In 1980 David Jarvis used to work for one of the country’s first landscape architects, John Windsor, in a garret office immediately above Church Steps in Frome.
On the drive in from collecting someone in Shoscombe he would pass Marston Bigot House and daydream about the Earls of Cork and Orrery and the mechanical model of the solar system named after one of their ancestors.
He could never foresee that he would establish an international strategic planning practice years later and would work with Foster Yeoman who had their headquarters in that building.

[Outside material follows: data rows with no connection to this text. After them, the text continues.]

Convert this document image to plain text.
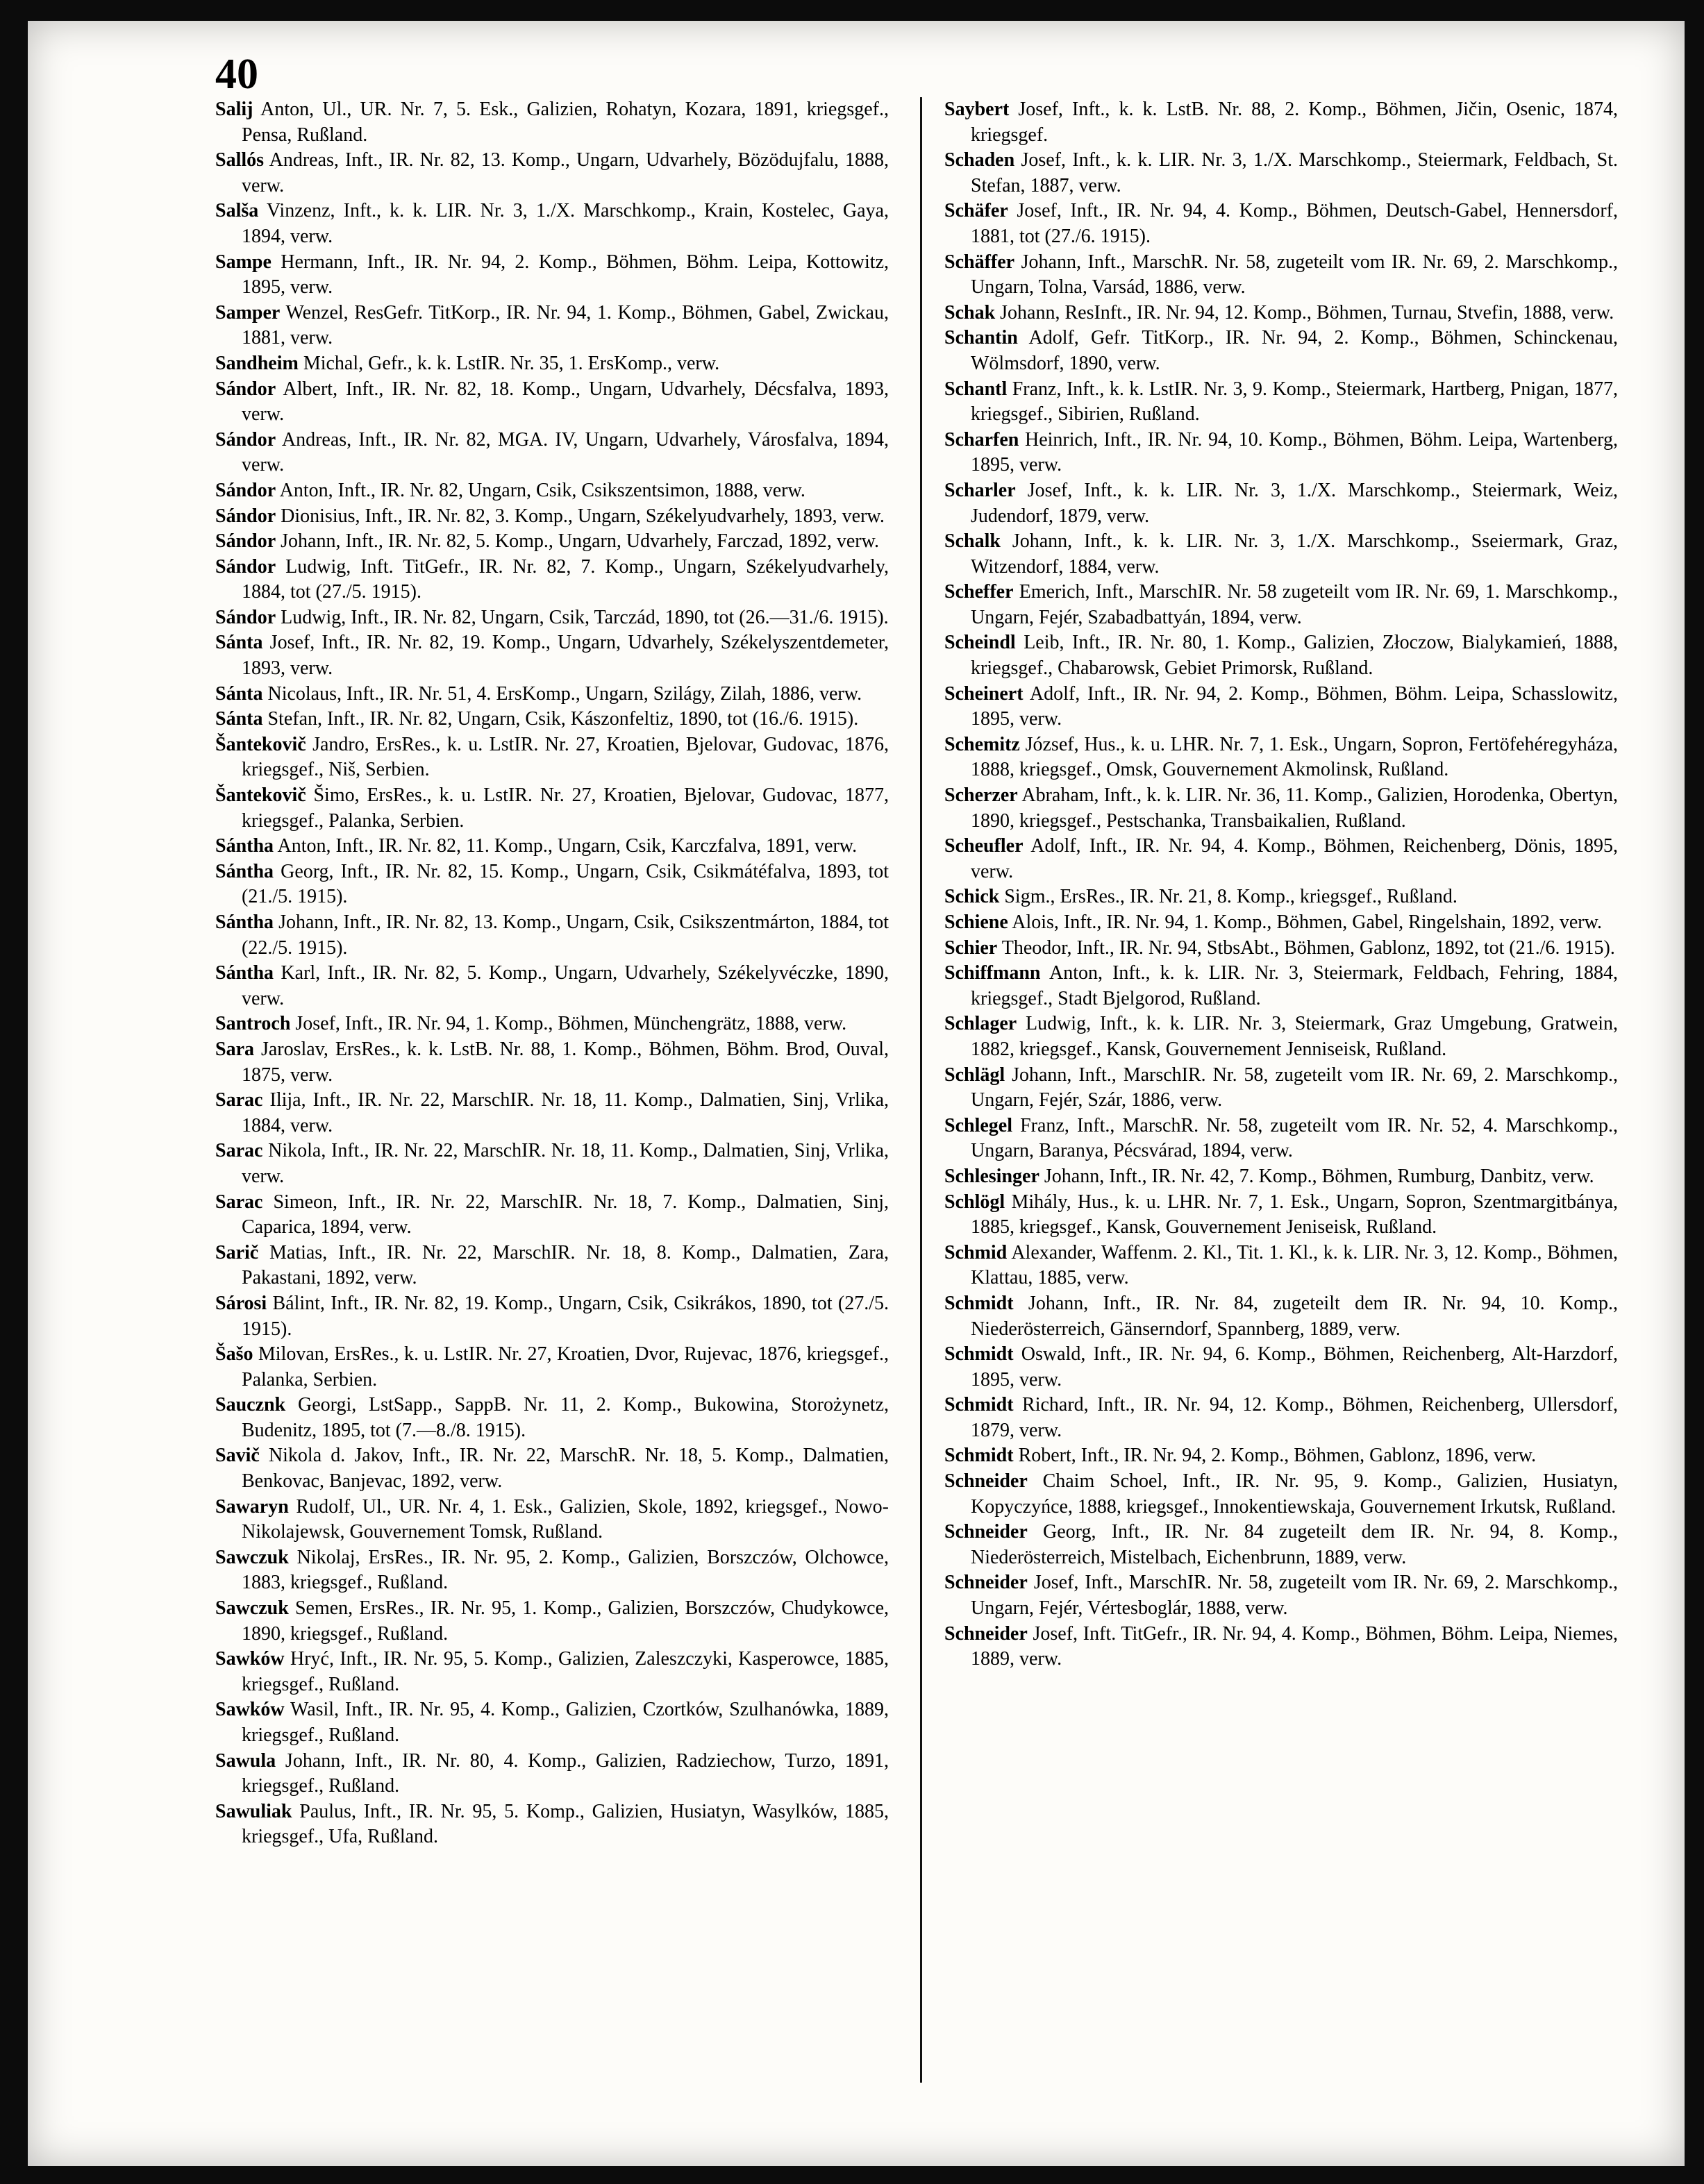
40

Salij Anton, Ul., UR. Nr. 7, 5. Esk., Galizien, Rohatyn, Kozara, 1891, kriegsgef., Pensa, Rußland.

Sallós Andreas, Inft., IR. Nr. 82, 13. Komp., Ungarn, Udvarhely, Bözödujfalu, 1888, verw.

Salša Vinzenz, Inft., k. k. LIR. Nr. 3, 1./X. Marschkomp., Krain, Kostelec, Gaya, 1894, verw.

Sampe Hermann, Inft., IR. Nr. 94, 2. Komp., Böhmen, Böhm. Leipa, Kottowitz, 1895, verw.

Samper Wenzel, ResGefr. TitKorp., IR. Nr. 94, 1. Komp., Böhmen, Gabel, Zwickau, 1881, verw.

Sandheim Michal, Gefr., k. k. LstIR. Nr. 35, 1. ErsKomp., verw.

Sándor Albert, Inft., IR. Nr. 82, 18. Komp., Ungarn, Udvarhely, Décsfalva, 1893, verw.

Sándor Andreas, Inft., IR. Nr. 82, MGA. IV, Ungarn, Udvarhely, Városfalva, 1894, verw.

Sándor Anton, Inft., IR. Nr. 82, Ungarn, Csik, Csikszentsimon, 1888, verw.

Sándor Dionisius, Inft., IR. Nr. 82, 3. Komp., Ungarn, Székelyudvarhely, 1893, verw.

Sándor Johann, Inft., IR. Nr. 82, 5. Komp., Ungarn, Udvarhely, Farczad, 1892, verw.

Sándor Ludwig, Inft. TitGefr., IR. Nr. 82, 7. Komp., Ungarn, Székelyudvarhely, 1884, tot (27./5. 1915).

Sándor Ludwig, Inft., IR. Nr. 82, Ungarn, Csik, Tarczád, 1890, tot (26.—31./6. 1915).

Sánta Josef, Inft., IR. Nr. 82, 19. Komp., Ungarn, Udvarhely, Székelyszentdemeter, 1893, verw.

Sánta Nicolaus, Inft., IR. Nr. 51, 4. ErsKomp., Ungarn, Szilágy, Zilah, 1886, verw.

Sánta Stefan, Inft., IR. Nr. 82, Ungarn, Csik, Kászonfeltiz, 1890, tot (16./6. 1915).

Šantekovič Jandro, ErsRes., k. u. LstIR. Nr. 27, Kroatien, Bjelovar, Gudovac, 1876, kriegsgef., Niš, Serbien.

Šantekovič Šimo, ErsRes., k. u. LstIR. Nr. 27, Kroatien, Bjelovar, Gudovac, 1877, kriegsgef., Palanka, Serbien.

Sántha Anton, Inft., IR. Nr. 82, 11. Komp., Ungarn, Csik, Karczfalva, 1891, verw.

Sántha Georg, Inft., IR. Nr. 82, 15. Komp., Ungarn, Csik, Csikmátéfalva, 1893, tot (21./5. 1915).

Sántha Johann, Inft., IR. Nr. 82, 13. Komp., Ungarn, Csik, Csikszentmárton, 1884, tot (22./5. 1915).

Sántha Karl, Inft., IR. Nr. 82, 5. Komp., Ungarn, Udvarhely, Székelyvéczke, 1890, verw.

Santroch Josef, Inft., IR. Nr. 94, 1. Komp., Böhmen, Münchengrätz, 1888, verw.

Sara Jaroslav, ErsRes., k. k. LstB. Nr. 88, 1. Komp., Böhmen, Böhm. Brod, Ouval, 1875, verw.

Sarac Ilija, Inft., IR. Nr. 22, MarschIR. Nr. 18, 11. Komp., Dalmatien, Sinj, Vrlika, 1884, verw.

Sarac Nikola, Inft., IR. Nr. 22, MarschIR. Nr. 18, 11. Komp., Dalmatien, Sinj, Vrlika, verw.

Sarac Simeon, Inft., IR. Nr. 22, MarschIR. Nr. 18, 7. Komp., Dalmatien, Sinj, Caparica, 1894, verw.

Sarič Matias, Inft., IR. Nr. 22, MarschIR. Nr. 18, 8. Komp., Dalmatien, Zara, Pakastani, 1892, verw.

Sárosi Bálint, Inft., IR. Nr. 82, 19. Komp., Ungarn, Csik, Csikrákos, 1890, tot (27./5. 1915).

Šašo Milovan, ErsRes., k. u. LstIR. Nr. 27, Kroatien, Dvor, Rujevac, 1876, kriegsgef., Palanka, Serbien.

Saucznk Georgi, LstSapp., SappB. Nr. 11, 2. Komp., Bukowina, Storożynetz, Budenitz, 1895, tot (7.—8./8. 1915).

Savič Nikola d. Jakov, Inft., IR. Nr. 22, MarschR. Nr. 18, 5. Komp., Dalmatien, Benkovac, Banjevac, 1892, verw.

Sawaryn Rudolf, Ul., UR. Nr. 4, 1. Esk., Galizien, Skole, 1892, kriegsgef., Nowo-Nikolajewsk, Gouvernement Tomsk, Rußland.

Sawczuk Nikolaj, ErsRes., IR. Nr. 95, 2. Komp., Galizien, Borszczów, Olchowce, 1883, kriegsgef., Rußland.

Sawczuk Semen, ErsRes., IR. Nr. 95, 1. Komp., Galizien, Borszczów, Chudykowce, 1890, kriegsgef., Rußland.

Sawków Hryć, Inft., IR. Nr. 95, 5. Komp., Galizien, Zaleszczyki, Kasperowce, 1885, kriegsgef., Rußland.

Sawków Wasil, Inft., IR. Nr. 95, 4. Komp., Galizien, Czortków, Szulhanówka, 1889, kriegsgef., Rußland.

Sawula Johann, Inft., IR. Nr. 80, 4. Komp., Galizien, Radziechow, Turzo, 1891, kriegsgef., Rußland.

Sawuliak Paulus, Inft., IR. Nr. 95, 5. Komp., Galizien, Husiatyn, Wasylków, 1885, kriegsgef., Ufa, Rußland.

Saybert Josef, Inft., k. k. LstB. Nr. 88, 2. Komp., Böhmen, Jičin, Osenic, 1874, kriegsgef.

Schaden Josef, Inft., k. k. LIR. Nr. 3, 1./X. Marschkomp., Steiermark, Feldbach, St. Stefan, 1887, verw.

Schäfer Josef, Inft., IR. Nr. 94, 4. Komp., Böhmen, Deutsch-Gabel, Hennersdorf, 1881, tot (27./6. 1915).

Schäffer Johann, Inft., MarschR. Nr. 58, zugeteilt vom IR. Nr. 69, 2. Marschkomp., Ungarn, Tolna, Varsád, 1886, verw.

Schak Johann, ResInft., IR. Nr. 94, 12. Komp., Böhmen, Turnau, Stvefin, 1888, verw.

Schantin Adolf, Gefr. TitKorp., IR. Nr. 94, 2. Komp., Böhmen, Schinckenau, Wölmsdorf, 1890, verw.

Schantl Franz, Inft., k. k. LstIR. Nr. 3, 9. Komp., Steiermark, Hartberg, Pnigan, 1877, kriegsgef., Sibirien, Rußland.

Scharfen Heinrich, Inft., IR. Nr. 94, 10. Komp., Böhmen, Böhm. Leipa, Wartenberg, 1895, verw.

Scharler Josef, Inft., k. k. LIR. Nr. 3, 1./X. Marschkomp., Steiermark, Weiz, Judendorf, 1879, verw.

Schalk Johann, Inft., k. k. LIR. Nr. 3, 1./X. Marschkomp., Sseiermark, Graz, Witzendorf, 1884, verw.

Scheffer Emerich, Inft., MarschIR. Nr. 58 zugeteilt vom IR. Nr. 69, 1. Marschkomp., Ungarn, Fejér, Szabadbattyán, 1894, verw.

Scheindl Leib, Inft., IR. Nr. 80, 1. Komp., Galizien, Złoczow, Bialykamień, 1888, kriegsgef., Chabarowsk, Gebiet Primorsk, Rußland.

Scheinert Adolf, Inft., IR. Nr. 94, 2. Komp., Böhmen, Böhm. Leipa, Schasslowitz, 1895, verw.

Schemitz József, Hus., k. u. LHR. Nr. 7, 1. Esk., Ungarn, Sopron, Fertöfehéregyháza, 1888, kriegsgef., Omsk, Gouvernement Akmolinsk, Rußland.

Scherzer Abraham, Inft., k. k. LIR. Nr. 36, 11. Komp., Galizien, Horodenka, Obertyn, 1890, kriegsgef., Pestschanka, Transbaikalien, Rußland.

Scheufler Adolf, Inft., IR. Nr. 94, 4. Komp., Böhmen, Reichenberg, Dönis, 1895, verw.

Schick Sigm., ErsRes., IR. Nr. 21, 8. Komp., kriegsgef., Rußland.

Schiene Alois, Inft., IR. Nr. 94, 1. Komp., Böhmen, Gabel, Ringelshain, 1892, verw.

Schier Theodor, Inft., IR. Nr. 94, StbsAbt., Böhmen, Gablonz, 1892, tot (21./6. 1915).

Schiffmann Anton, Inft., k. k. LIR. Nr. 3, Steiermark, Feldbach, Fehring, 1884, kriegsgef., Stadt Bjelgorod, Rußland.

Schlager Ludwig, Inft., k. k. LIR. Nr. 3, Steiermark, Graz Umgebung, Gratwein, 1882, kriegsgef., Kansk, Gouvernement Jenniseisk, Rußland.

Schlägl Johann, Inft., MarschIR. Nr. 58, zugeteilt vom IR. Nr. 69, 2. Marschkomp., Ungarn, Fejér, Szár, 1886, verw.

Schlegel Franz, Inft., MarschR. Nr. 58, zugeteilt vom IR. Nr. 52, 4. Marschkomp., Ungarn, Baranya, Pécsvárad, 1894, verw.

Schlesinger Johann, Inft., IR. Nr. 42, 7. Komp., Böhmen, Rumburg, Danbitz, verw.

Schlögl Mihály, Hus., k. u. LHR. Nr. 7, 1. Esk., Ungarn, Sopron, Szentmargitbánya, 1885, kriegsgef., Kansk, Gouvernement Jeniseisk, Rußland.

Schmid Alexander, Waffenm. 2. Kl., Tit. 1. Kl., k. k. LIR. Nr. 3, 12. Komp., Böhmen, Klattau, 1885, verw.

Schmidt Johann, Inft., IR. Nr. 84, zugeteilt dem IR. Nr. 94, 10. Komp., Niederösterreich, Gänserndorf, Spannberg, 1889, verw.

Schmidt Oswald, Inft., IR. Nr. 94, 6. Komp., Böhmen, Reichenberg, Alt-Harzdorf, 1895, verw.

Schmidt Richard, Inft., IR. Nr. 94, 12. Komp., Böhmen, Reichenberg, Ullersdorf, 1879, verw.

Schmidt Robert, Inft., IR. Nr. 94, 2. Komp., Böhmen, Gablonz, 1896, verw.

Schneider Chaim Schoel, Inft., IR. Nr. 95, 9. Komp., Galizien, Husiatyn, Kopyczyńce, 1888, kriegsgef., Innokentiewskaja, Gouvernement Irkutsk, Rußland.

Schneider Georg, Inft., IR. Nr. 84 zugeteilt dem IR. Nr. 94, 8. Komp., Niederösterreich, Mistelbach, Eichenbrunn, 1889, verw.

Schneider Josef, Inft., MarschIR. Nr. 58, zugeteilt vom IR. Nr. 69, 2. Marschkomp., Ungarn, Fejér, Vértesboglár, 1888, verw.

Schneider Josef, Inft. TitGefr., IR. Nr. 94, 4. Komp., Böhmen, Böhm. Leipa, Niemes, 1889, verw.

Indeed, after 40 years working all over the world in ‘interesting’ countries on even more interesting projects David wondered what to do… and his answer was ‘write a novel’. He had worked on everything from the planning of Military Cities in Saudi Arabia to being deputy director of a World Bank-funded project to plan Jamaica for the next 25 years in a climate-resilient way. During the Falklands War in 1982, he was in Saudi Arabia working on the new Diplomatic Quarter and viewing the international tensions from a different viewpoint. When coupled with the emergence of computer technology in a pre-mobile phone and pre-internet era, this provided the backdrop to his recently debut spy novel called The Collation Unit.

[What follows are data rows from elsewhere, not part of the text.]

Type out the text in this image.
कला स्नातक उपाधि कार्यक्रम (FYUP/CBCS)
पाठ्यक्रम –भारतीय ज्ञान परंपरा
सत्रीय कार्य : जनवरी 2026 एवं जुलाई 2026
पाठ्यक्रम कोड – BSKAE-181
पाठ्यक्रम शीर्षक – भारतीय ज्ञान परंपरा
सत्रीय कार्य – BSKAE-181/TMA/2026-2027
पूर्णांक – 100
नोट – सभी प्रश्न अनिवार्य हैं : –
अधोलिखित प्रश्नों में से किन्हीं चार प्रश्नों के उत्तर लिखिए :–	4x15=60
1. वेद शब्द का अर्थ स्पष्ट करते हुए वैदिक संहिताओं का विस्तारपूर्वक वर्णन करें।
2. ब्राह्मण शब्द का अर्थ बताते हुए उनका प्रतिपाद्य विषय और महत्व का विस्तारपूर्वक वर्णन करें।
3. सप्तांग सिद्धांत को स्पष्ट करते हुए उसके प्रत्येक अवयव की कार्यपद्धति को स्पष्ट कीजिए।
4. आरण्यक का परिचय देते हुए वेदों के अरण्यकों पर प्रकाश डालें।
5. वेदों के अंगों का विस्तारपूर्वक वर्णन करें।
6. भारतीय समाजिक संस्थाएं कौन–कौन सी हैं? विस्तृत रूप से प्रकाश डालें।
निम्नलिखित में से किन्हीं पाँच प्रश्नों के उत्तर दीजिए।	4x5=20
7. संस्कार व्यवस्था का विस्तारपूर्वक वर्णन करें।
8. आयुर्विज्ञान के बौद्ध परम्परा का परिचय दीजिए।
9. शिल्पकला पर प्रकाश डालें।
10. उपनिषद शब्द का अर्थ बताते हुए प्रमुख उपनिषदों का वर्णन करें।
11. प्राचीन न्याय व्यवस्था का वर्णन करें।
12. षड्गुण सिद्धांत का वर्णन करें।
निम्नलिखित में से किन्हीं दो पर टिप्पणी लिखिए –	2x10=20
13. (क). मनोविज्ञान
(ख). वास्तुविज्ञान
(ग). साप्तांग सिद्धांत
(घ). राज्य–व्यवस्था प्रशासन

The idea began with: How would the Secret Services cope with receiving too much information? Something would need to change or things would be missed. The Falklands War brought the matter to a head and the newly-established Collation Unit, located six floors underground beneath a Cotswold wartime airfield and staffed by a small group of ex-GCHQ staff, rose to prominence. More importantly it began to challenge ‘London’.

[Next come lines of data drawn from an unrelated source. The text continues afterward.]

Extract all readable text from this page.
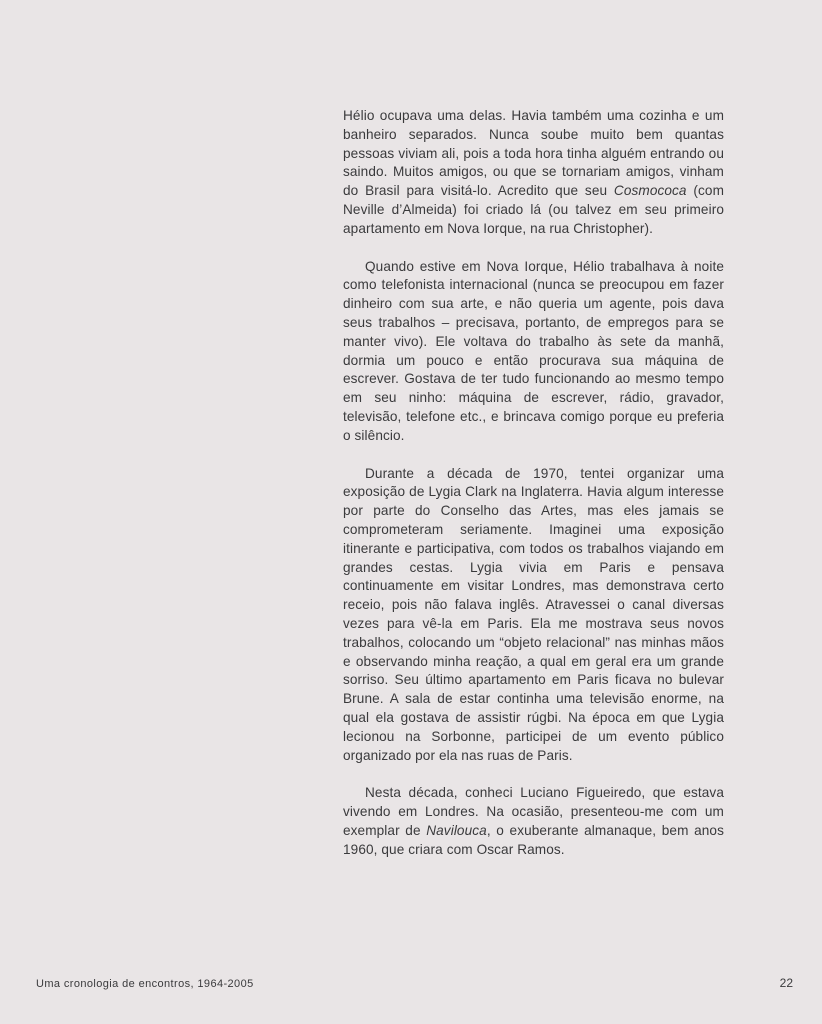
Hélio ocupava uma delas. Havia também uma cozinha e um banheiro separados. Nunca soube muito bem quantas pessoas viviam ali, pois a toda hora tinha alguém entrando ou saindo. Muitos amigos, ou que se tornariam amigos, vinham do Brasil para visitá-lo. Acredito que seu Cosmococa (com Neville d’Almeida) foi criado lá (ou talvez em seu primeiro apartamento em Nova Iorque, na rua Christopher).

Quando estive em Nova Iorque, Hélio trabalhava à noite como telefonista internacional (nunca se preocupou em fazer dinheiro com sua arte, e não queria um agente, pois dava seus trabalhos – precisava, portanto, de empregos para se manter vivo). Ele voltava do trabalho às sete da manhã, dormia um pouco e então procurava sua máquina de escrever. Gostava de ter tudo funcionando ao mesmo tempo em seu ninho: máquina de escrever, rádio, gravador, televisão, telefone etc., e brincava comigo porque eu preferia o silêncio.

Durante a década de 1970, tentei organizar uma exposição de Lygia Clark na Inglaterra. Havia algum interesse por parte do Conselho das Artes, mas eles jamais se comprometeram seriamente. Imaginei uma exposição itinerante e participativa, com todos os trabalhos viajando em grandes cestas. Lygia vivia em Paris e pensava continuamente em visitar Londres, mas demonstrava certo receio, pois não falava inglês. Atravessei o canal diversas vezes para vê-la em Paris. Ela me mostrava seus novos trabalhos, colocando um “objeto relacional” nas minhas mãos e observando minha reação, a qual em geral era um grande sorriso. Seu último apartamento em Paris ficava no bulevar Brune. A sala de estar continha uma televisão enorme, na qual ela gostava de assistir rúgbi. Na época em que Lygia lecionou na Sorbonne, participei de um evento público organizado por ela nas ruas de Paris.

Nesta década, conheci Luciano Figueiredo, que estava vivendo em Londres. Na ocasião, presenteou-me com um exemplar de Navilouca, o exuberante almanaque, bem anos 1960, que criara com Oscar Ramos.

Uma cronologia de encontros, 1964-2005	22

The Collation Unit believed that an incident in the Middle East in 1982 should take precedence over the Falklands War given its wider international implications; London disagreed.
As is so often the case, it eventually fell upon an innocent individual to sort matters out… someone working in Saudi Arabia to pay off his mortgage after a small incident involving a fire. To complete the circle, David included Marston Bigot House in the novel, heavily disguised as the home of a main character.
The Collation Unit is a light and funny novel that builds to an unexpected ending. It is available in printed and electronic forms from all the usual sources – local book sellers can order it via the publishers, Matador. It costs £9.99 as a paperback on Amazon, £8.19 in WHSmith and £4.79 on Kindle.